Tadeusz Puszczyński (nom de guerre: "Konrad Wawelberg"; February 2, 1895 in Piotrków Trybunalski - February 24, 1939 in Warsaw) was a Polish military intelligence officer who commanded the Polish General Staff's Destruction Group during the Third Silesian Uprising.

==Biography==
Tadeusz Puszczyński was born on February 2, 1895, in the village of Józinki near Piotrków Trybunalski in Congress Poland. He graduated from the same Piotrków secondary school as Stefan Rowecki and Zygmunt Zaremba, and was a member of the same boy-scout troop as Rowecki.

During World War I, Puszczyński served in Józef Piłsudski's Polish Legions, then participated in the Silesian Uprisings. In the Third Silesian Uprising, he commanded the Polish General Staff's Destruction Group (known, after his pseudonym, as the "Wawelberg Group"). The Wawelberg Group opened the uprising on May 2–3, 1921, by blowing up bridges linking Upper Silesia with the rest of Germany, thus thwarting immediate German measures to suppress the uprising.

In the 1920s Puszczyński joined Poland's Border Defence Corps, in 1936 becoming commandant of the Sarny garrison (see "Sarny Fortified Area").

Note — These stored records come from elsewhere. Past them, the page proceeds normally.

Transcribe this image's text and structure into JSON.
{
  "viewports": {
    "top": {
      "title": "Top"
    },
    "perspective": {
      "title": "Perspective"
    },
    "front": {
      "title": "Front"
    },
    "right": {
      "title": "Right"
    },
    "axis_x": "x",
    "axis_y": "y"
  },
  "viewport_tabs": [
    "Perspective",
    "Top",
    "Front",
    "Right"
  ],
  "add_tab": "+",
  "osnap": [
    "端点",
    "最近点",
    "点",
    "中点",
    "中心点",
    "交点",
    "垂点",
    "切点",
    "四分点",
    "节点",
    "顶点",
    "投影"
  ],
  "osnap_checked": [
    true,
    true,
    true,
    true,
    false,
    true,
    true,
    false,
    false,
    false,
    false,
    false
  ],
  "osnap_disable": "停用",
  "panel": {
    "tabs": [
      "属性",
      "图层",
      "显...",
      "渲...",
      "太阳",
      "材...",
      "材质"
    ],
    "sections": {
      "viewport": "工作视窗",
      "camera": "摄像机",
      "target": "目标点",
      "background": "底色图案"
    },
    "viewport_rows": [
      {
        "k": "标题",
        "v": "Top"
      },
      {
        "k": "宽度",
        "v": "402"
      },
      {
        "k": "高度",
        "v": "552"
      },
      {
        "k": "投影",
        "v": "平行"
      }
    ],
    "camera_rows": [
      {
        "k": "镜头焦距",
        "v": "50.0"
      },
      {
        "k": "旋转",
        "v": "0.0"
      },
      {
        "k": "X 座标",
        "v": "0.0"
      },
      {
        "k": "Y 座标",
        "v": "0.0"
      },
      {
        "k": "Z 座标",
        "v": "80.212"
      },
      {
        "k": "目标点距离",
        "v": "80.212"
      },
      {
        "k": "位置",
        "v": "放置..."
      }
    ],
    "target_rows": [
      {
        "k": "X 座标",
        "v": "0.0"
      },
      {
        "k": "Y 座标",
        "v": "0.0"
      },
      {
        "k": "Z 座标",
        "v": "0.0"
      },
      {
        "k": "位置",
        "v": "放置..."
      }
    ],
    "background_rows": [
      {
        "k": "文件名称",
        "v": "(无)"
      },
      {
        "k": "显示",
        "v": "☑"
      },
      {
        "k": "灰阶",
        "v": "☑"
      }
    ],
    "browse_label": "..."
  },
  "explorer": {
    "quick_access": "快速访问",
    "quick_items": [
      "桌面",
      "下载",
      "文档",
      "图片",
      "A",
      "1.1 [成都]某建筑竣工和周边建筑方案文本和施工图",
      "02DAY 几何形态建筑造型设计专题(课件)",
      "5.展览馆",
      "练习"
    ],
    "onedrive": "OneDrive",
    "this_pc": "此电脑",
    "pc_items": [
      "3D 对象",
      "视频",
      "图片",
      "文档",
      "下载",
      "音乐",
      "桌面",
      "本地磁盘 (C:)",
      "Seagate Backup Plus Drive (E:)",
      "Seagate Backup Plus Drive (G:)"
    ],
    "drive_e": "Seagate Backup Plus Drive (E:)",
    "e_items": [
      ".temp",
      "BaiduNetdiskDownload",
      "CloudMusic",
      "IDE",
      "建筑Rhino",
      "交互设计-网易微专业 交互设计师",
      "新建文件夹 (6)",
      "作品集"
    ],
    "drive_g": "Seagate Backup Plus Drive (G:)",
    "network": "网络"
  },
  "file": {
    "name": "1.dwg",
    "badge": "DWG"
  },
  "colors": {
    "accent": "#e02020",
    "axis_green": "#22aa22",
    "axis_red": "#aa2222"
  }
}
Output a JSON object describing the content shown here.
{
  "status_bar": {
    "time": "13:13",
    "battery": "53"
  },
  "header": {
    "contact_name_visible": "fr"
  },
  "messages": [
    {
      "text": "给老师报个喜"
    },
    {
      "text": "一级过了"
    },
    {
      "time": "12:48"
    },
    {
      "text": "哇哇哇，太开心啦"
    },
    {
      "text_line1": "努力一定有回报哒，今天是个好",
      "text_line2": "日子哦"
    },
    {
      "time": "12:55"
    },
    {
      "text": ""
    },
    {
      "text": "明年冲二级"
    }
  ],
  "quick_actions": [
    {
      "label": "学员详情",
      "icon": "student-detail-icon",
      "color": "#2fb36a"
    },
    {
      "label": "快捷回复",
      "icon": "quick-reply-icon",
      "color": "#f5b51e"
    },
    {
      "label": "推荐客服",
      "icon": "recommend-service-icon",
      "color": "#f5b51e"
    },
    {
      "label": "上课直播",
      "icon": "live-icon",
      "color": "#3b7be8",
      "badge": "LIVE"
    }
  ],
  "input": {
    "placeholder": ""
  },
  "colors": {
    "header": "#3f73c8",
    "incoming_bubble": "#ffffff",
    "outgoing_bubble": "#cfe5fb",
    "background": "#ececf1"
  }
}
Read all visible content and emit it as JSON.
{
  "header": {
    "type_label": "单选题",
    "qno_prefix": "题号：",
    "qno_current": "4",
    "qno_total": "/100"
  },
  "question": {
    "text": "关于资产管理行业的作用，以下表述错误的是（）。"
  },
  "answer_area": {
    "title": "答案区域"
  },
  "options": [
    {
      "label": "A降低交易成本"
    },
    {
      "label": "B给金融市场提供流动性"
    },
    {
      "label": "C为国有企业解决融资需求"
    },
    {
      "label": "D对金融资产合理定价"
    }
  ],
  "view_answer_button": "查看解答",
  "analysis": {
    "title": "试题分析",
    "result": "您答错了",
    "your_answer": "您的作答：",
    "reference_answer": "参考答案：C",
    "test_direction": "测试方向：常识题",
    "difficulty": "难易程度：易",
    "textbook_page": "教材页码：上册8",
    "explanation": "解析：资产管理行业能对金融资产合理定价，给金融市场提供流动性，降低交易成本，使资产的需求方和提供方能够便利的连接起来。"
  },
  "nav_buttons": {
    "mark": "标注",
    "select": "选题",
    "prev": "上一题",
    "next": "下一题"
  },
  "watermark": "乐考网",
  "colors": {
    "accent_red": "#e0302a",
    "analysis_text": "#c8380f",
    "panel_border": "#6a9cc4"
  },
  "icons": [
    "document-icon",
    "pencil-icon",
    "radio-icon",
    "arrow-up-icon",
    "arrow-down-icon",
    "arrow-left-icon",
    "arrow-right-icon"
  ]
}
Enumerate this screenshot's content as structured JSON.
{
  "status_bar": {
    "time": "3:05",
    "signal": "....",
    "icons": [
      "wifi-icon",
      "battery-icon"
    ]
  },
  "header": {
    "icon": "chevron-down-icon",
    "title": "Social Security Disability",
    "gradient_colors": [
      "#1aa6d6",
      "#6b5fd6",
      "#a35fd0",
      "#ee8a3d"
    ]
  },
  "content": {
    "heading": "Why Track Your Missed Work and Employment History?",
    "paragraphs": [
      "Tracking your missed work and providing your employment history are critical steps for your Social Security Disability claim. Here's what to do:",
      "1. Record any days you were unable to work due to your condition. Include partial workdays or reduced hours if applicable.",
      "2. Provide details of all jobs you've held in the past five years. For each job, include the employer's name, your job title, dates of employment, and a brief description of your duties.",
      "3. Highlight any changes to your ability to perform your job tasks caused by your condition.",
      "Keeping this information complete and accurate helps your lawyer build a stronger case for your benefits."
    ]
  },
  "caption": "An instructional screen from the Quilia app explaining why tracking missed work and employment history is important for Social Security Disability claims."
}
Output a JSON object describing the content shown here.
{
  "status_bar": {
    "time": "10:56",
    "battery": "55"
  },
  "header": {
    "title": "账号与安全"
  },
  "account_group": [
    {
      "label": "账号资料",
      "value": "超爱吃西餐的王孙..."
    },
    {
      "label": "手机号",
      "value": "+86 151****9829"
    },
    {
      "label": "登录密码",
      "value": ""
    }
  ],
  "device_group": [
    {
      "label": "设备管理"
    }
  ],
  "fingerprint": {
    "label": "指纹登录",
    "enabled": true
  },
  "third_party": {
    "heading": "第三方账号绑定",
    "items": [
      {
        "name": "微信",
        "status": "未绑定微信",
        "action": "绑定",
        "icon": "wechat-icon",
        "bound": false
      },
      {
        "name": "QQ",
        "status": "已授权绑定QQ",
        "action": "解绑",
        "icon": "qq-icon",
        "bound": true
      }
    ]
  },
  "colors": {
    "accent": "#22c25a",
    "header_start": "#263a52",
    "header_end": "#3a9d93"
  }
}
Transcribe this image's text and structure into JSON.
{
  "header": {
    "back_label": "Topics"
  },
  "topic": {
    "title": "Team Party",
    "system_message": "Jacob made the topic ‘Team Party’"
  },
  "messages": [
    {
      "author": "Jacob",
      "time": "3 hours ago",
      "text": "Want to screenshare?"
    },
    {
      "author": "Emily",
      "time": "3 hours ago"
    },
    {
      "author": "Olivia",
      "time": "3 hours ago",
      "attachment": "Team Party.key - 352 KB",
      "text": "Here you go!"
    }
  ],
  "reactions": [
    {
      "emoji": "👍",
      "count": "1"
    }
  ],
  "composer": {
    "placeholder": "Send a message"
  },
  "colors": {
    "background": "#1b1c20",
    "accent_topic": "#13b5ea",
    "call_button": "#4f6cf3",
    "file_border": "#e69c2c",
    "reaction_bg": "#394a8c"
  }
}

Puszczyński died of cancer on February 24, 1939, in Warsaw and was interred at Powązki Cemetery. He was posthumously promoted to the rank of colonel.

==Awards==
Puszczyński's contribution to the success of the Third Silesian Uprising was recognized with a Virtuti Militari (Poland's highest military decoration), 5th class, on June 27, 1922.